Comdata’s Network Manager is an online system that fleets can use to analyze and manage its vendor relationships within the Comdata fuel network. According to Comdata, Network Manager users can view fuel purchase detail and summary reports based on criteria such as: chain and/or association, by state or interstate segment, and view diesel prices by rack, tax detail, and transportation and spread detail by location.
“They can manage fuel prices in Comdata network and also manage their own proprietary fuel relationships – their relationship with Pilot, for example,” says Comdata’s Mike Brewer. Customers can also key in directional information from point A to B and get routing and data management based on the current fuel prices at each stop for real-time decision support, Brewer says.
T-Chek provides an independent list of diesel prices on its subscription-based E-Stop online service. The daily prices are posted, by location, from actual fuel purchase transactions with the T-Chek card, which is accepted at all locations, says T-Chek President J.J. Singh.

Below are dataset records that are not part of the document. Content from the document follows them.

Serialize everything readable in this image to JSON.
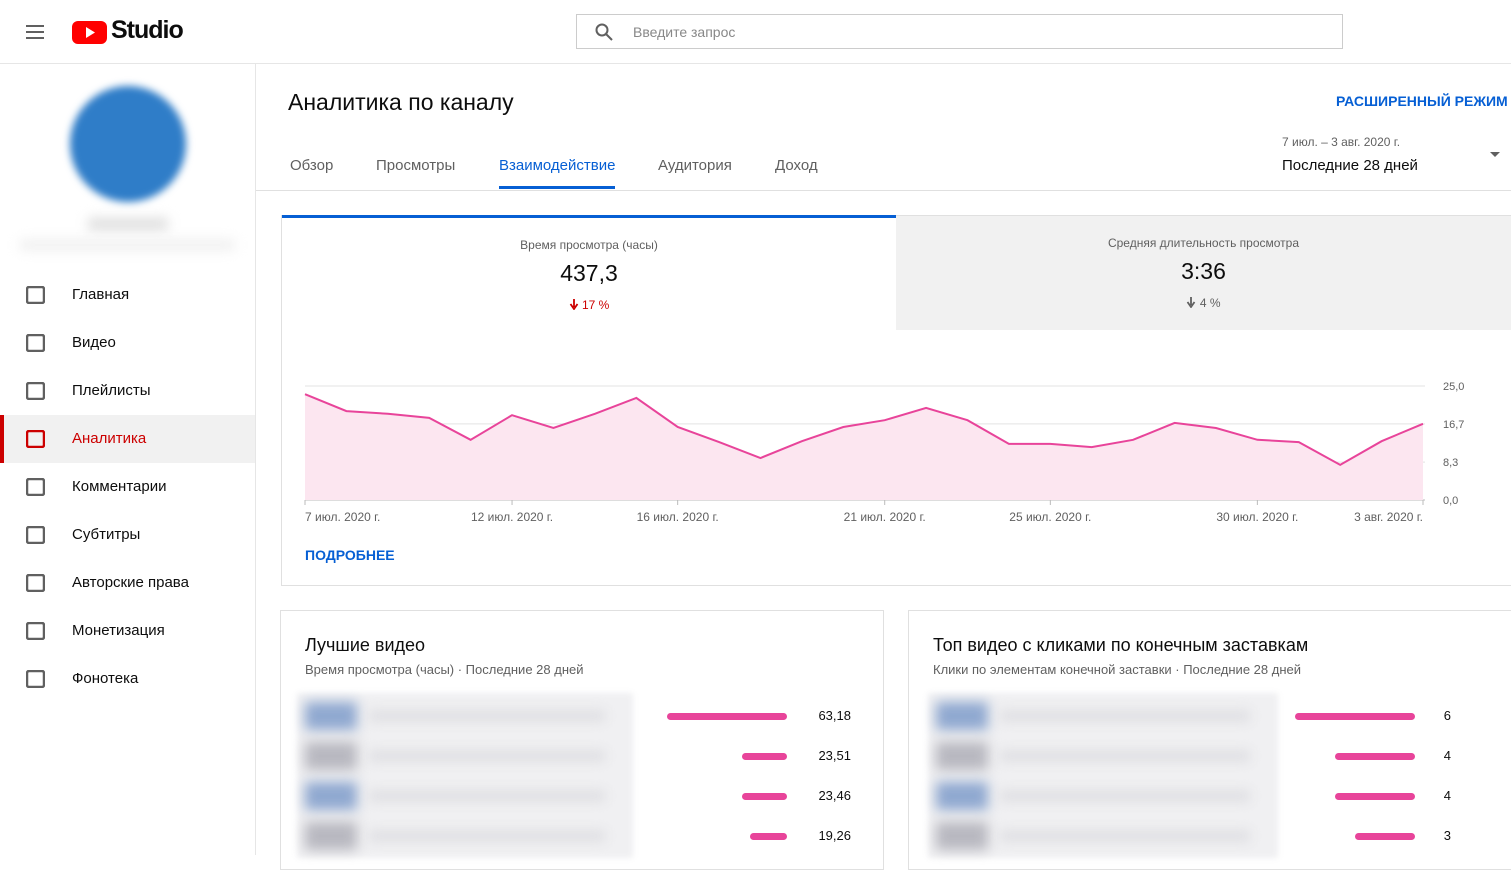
{
  "header": {
    "logo": "Studio",
    "search_placeholder": "Введите запрос"
  },
  "sidebar": {
    "items": [
      "Главная",
      "Видео",
      "Плейлисты",
      "Аналитика",
      "Комментарии",
      "Субтитры",
      "Авторские права",
      "Монетизация",
      "Фонотека"
    ]
  },
  "main": {
    "title": "Аналитика по каналу",
    "advanced_mode": "РАСШИРЕННЫЙ РЕЖИМ",
    "tabs": [
      "Обзор",
      "Просмотры",
      "Взаимодействие",
      "Аудитория",
      "Доход"
    ],
    "date_range": "7 июл. – 3 авг. 2020 г.",
    "period": "Последние 28 дней",
    "metrics": [
      {
        "label": "Время просмотра (часы)",
        "value": "437,3",
        "change": "17 %"
      },
      {
        "label": "Средняя длительность просмотра",
        "value": "3:36",
        "change": "4 %"
      }
    ],
    "more_link": "ПОДРОБНЕЕ"
  },
  "chart_data": [
    {
      "type": "line",
      "categories": [
        "7 июл. 2020 г.",
        null,
        null,
        null,
        null,
        "12 июл. 2020 г.",
        null,
        null,
        null,
        "16 июл. 2020 г.",
        null,
        null,
        null,
        null,
        "21 июл. 2020 г.",
        null,
        null,
        null,
        "25 июл. 2020 г.",
        null,
        null,
        null,
        null,
        "30 июл. 2020 г.",
        null,
        null,
        null,
        "3 авг. 2020 г."
      ],
      "values": [
        23.2,
        19.5,
        18.9,
        18.0,
        13.2,
        18.6,
        15.8,
        18.9,
        22.4,
        16.0,
        12.7,
        9.2,
        12.9,
        16.0,
        17.5,
        20.2,
        17.5,
        12.3,
        12.3,
        11.6,
        13.2,
        16.9,
        15.8,
        13.2,
        12.7,
        7.7,
        12.9,
        16.7
      ],
      "color": "#e8449a",
      "area_color": "#fce6f0",
      "ylim": [
        0,
        25
      ],
      "yticks": [
        {
          "value": 0,
          "label": "0,0"
        },
        {
          "value": 8.3,
          "label": "8,3"
        },
        {
          "value": 16.7,
          "label": "16,7"
        },
        {
          "value": 25,
          "label": "25,0"
        }
      ],
      "grid": true
    },
    {
      "type": "bar",
      "title": "Лучшие видео",
      "subtitle": "Время просмотра (часы) · Последние 28 дней",
      "values": [
        63.18,
        23.51,
        23.46,
        19.26
      ],
      "value_labels": [
        "63,18",
        "23,51",
        "23,46",
        "19,26"
      ],
      "color": "#e8449a"
    },
    {
      "type": "bar",
      "title": "Топ видео с кликами по конечным заставкам",
      "subtitle": "Клики по элементам конечной заставки · Последние 28 дней",
      "values": [
        6,
        4,
        4,
        3
      ],
      "color": "#e8449a"
    }
  ]
}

“E-stop is basically a useful tool to look at how to purchase fuel,” Singh says. “Customers also use it to do analysis, such as if they are purchasing well and how they are buying fuel.” The E-Stop online services also include software programs for fuel buying and routing optimization.

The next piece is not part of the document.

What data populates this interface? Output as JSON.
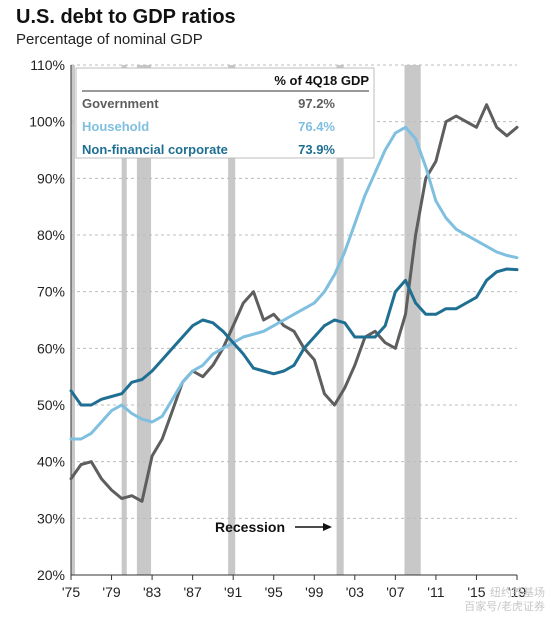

Besides the information and cash management tools, fleet card providers also offer a number of fringe benefits, such as emergency brake-down service, hotel discounts, long-distance services, driver messaging, etc., to cement their strategy to become your single-source of moving money and information between you, your employees and other businesses.
As fleet cards expand their offerings and flexibility, don’t be surprised if one day you discover that everything you do is through the cards.
The card could be a relic of the past for fleets that buy fuel at Flying J. locations. A subsidiary company of Flying J, Transportation Clearinghouse (TCH), developed a cardless system that started as a project with IWX Motor Freight, a 500-truck carrier based in Springfield, Mo., says Todd Staples, fuel manager of IWX.
The system that IWX and now many other companies use at Flying J works like this: A driver is prompted by the screen to enter the company’s ICC number at the fuel island, followed by his Social Security number. After the driver fuels and hangs the pump up, the transaction is sent electronically through TCH and invoiced to the carrier.
“Cardless is the wave of the future,” Staples says. “Cards are a high maintenance type of system.” Besides drivers losing cards to theft or some other reason, even with preauthorization cards are not very secure, Staples says. “The driver doesn’t have the ability to cancel them. It’s a high-risk type of thing.”
Meanwhile, the cardless system transmits the data in the same fashion as card-based systems. Staples says he goes online and monitors fuel transactions for the previous day and downloads the data into the company’s AS/400 system for fuel-tax purposes.
“It’s not a live type of monitoring, but it works for us,” Staples says.
Sheilah Rushing, president of S&P Trucking, a 12-truck carrier in Yates, Texas, says she prefers the cardless feature of the TCH services at Flying J to her card-based fuel network. Invoices from TCH are faxed to the office and the drivers are not required to stuff fuel receipts in their trip envelopes.
“I like that feature really well – we don’t depend on driver matching up fuel receipts,” Rushing says.